The federal government’s efforts to crack down on health care fraud garnered nearly $4.1 billion in recovered funds in fiscal year 2011, according to a report released today by the U.S. Department of Health and Human Services (HHS). Attorney General Eric Holder and HHS Secretary Kathleen Sebelius said in a statement that the monies recovered represent the “highest annual amount ever recovered from individuals and companies who attempted to defraud seniors and taxpayers or who sought payments to which they were not entitled.”
The program’s success would not have been possible without the Health Care Fraud Prevention & Enforcement Action Team (HEAT), created in 2009 to prevent fraud, waste, and abuse in the Medicare and Medicaid programs, the statement said.
According to an HHS fact sheet, in 2011, HEAT was responsible for the largest-ever fraud “takedown,” which involved 115 defendants in nine cities for their alleged participation in Medicare fraud schemes involving more than $240 million in false billing.
In another takedown, prosecution teams charged 91 defendants in eight cities for their alleged participation in a Medicare fraud scheme involving more than $290 million in false billings.
A new fraud prevention system that uses “advanced predictive modeling technology” has been screening all Medicare fee-for-service claims before payment is made since June 30, 2011, according to the fact sheet. Similar to the predictive technologies used in the credit card industry, HHS’ system identifies suspicious behavior and billing irregularities.
In FY 2011, a record number of defendants (323) were charged with fraudulently billing the Medicare program more than $1 billion. Strike force teams secured 172 guilty pleas, convicted 26 defendants at trial, and sentenced 175 defendants to prison. The average prison sentence in strike force cases in FY 2011 was more than 47 months.
Federal prosecutors filed criminal charges against a total of 1,430 defendants for health care fraud-related crimes—the highest number charged in a single year in the department’s history, HHS said.
Approximately $2.4 billion of the recovered funds were obtained through civil health care fraud cases brought under the False Claims Act. Some of the cases included unlawful pricing by pharmaceutical manufacturers, illegal marketing of medical devices and pharmaceutical products for uses not approved by the Food and Drug Administration, Medicare fraud by hospitals and other institutional providers, and violations of laws against self-referrals and kickbacks.
The Affordable Care Act (ACA) is also credited with boosting the government’s arsenal of fraud-fighting weapons. The law provided an additional $350 million over 10 years to ramp up anti-fraud efforts, including increasing scrutiny of claims before they’ve been paid, investments in sophisticated data analytics, and an increased number of law enforcement agents and others to fight fraud in the health care system.

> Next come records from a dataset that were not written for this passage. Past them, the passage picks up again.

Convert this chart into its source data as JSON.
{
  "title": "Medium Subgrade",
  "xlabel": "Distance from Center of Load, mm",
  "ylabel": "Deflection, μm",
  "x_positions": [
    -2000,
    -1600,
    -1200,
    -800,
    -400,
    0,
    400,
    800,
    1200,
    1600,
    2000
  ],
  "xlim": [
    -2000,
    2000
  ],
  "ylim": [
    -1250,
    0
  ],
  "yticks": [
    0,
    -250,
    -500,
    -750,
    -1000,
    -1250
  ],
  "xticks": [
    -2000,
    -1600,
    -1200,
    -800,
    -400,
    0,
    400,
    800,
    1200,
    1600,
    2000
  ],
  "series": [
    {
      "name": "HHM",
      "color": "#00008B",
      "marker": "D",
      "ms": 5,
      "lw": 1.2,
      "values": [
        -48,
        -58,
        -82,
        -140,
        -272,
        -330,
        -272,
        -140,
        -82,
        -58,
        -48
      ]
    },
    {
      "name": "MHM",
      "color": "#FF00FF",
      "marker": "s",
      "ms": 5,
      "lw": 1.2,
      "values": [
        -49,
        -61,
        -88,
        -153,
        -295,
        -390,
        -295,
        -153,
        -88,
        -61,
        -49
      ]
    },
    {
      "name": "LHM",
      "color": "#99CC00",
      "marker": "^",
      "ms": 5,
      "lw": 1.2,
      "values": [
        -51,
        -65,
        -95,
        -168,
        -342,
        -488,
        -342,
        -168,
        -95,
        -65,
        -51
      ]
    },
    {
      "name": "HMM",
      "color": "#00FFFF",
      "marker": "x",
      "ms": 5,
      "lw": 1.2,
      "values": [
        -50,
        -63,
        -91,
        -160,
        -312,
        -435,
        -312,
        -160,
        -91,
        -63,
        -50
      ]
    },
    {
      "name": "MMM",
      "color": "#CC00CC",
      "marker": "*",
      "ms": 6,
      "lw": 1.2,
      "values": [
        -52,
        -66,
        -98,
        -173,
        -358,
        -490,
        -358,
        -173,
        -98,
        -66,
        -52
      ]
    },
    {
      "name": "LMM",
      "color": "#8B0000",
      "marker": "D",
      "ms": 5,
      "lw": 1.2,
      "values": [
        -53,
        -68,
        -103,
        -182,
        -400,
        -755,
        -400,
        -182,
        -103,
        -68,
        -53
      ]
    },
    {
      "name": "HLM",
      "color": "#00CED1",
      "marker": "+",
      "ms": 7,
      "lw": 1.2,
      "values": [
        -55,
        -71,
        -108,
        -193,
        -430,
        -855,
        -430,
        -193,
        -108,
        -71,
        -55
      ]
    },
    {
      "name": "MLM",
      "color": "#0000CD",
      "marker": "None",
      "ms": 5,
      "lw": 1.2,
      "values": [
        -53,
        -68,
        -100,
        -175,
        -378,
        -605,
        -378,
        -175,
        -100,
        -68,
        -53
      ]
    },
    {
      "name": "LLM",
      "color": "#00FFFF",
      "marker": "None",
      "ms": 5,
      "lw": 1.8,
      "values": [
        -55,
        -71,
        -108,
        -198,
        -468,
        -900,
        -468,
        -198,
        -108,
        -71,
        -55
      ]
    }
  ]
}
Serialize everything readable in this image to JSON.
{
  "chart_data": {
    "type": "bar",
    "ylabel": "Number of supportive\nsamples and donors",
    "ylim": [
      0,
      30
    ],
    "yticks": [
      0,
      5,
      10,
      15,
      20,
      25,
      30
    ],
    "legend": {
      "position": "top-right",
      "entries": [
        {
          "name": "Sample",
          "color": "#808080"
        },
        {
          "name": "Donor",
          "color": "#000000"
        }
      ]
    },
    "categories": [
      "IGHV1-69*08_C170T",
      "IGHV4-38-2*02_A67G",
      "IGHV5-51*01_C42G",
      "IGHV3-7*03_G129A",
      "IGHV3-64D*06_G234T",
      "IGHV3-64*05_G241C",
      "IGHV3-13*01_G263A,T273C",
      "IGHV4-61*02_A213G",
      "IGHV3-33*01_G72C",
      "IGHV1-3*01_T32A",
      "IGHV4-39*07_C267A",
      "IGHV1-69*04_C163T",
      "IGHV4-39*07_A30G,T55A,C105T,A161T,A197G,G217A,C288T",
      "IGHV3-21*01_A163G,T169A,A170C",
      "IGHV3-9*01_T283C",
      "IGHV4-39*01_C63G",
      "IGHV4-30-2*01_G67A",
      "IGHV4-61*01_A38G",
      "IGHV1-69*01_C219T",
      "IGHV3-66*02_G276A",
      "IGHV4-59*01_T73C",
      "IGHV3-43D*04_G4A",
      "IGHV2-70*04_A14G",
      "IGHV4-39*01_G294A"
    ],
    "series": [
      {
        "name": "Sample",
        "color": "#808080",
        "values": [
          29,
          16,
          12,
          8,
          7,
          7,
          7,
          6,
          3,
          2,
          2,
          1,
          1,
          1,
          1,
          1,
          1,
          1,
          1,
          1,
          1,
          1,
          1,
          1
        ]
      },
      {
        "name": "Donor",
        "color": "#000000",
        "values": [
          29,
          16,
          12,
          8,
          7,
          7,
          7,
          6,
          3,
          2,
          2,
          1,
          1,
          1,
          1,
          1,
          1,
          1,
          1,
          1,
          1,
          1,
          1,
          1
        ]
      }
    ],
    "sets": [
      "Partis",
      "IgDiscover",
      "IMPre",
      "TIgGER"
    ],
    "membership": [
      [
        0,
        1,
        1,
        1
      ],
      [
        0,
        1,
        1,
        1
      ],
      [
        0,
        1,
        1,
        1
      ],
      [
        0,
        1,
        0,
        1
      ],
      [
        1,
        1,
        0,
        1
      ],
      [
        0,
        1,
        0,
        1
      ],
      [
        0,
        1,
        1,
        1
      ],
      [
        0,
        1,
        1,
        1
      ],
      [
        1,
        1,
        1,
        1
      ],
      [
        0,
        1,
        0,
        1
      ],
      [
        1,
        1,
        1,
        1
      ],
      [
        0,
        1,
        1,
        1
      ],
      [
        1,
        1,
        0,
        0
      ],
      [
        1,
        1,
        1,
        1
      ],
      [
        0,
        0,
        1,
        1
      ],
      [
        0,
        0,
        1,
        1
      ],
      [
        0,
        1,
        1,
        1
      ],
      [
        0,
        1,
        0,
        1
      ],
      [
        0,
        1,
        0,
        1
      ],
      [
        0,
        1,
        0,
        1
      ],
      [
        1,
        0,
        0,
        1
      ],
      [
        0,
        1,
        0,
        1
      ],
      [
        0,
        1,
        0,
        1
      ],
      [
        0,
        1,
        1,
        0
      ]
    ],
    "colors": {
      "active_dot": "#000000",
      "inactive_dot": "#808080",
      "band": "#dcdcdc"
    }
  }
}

Among other things, the ACA authorizes the Centers for Medicare & Medicaid Services (CMS) to suspend Medicare payments to providers or suppliers during the investigation of a credible allegation of fraud.
The report released today coincides with the announcement of a proposed rule from CMS aimed at recollecting overpayments in the Medicare program. The ACA calls for a specific time frame by which self-identified overpayments must be reported and returned.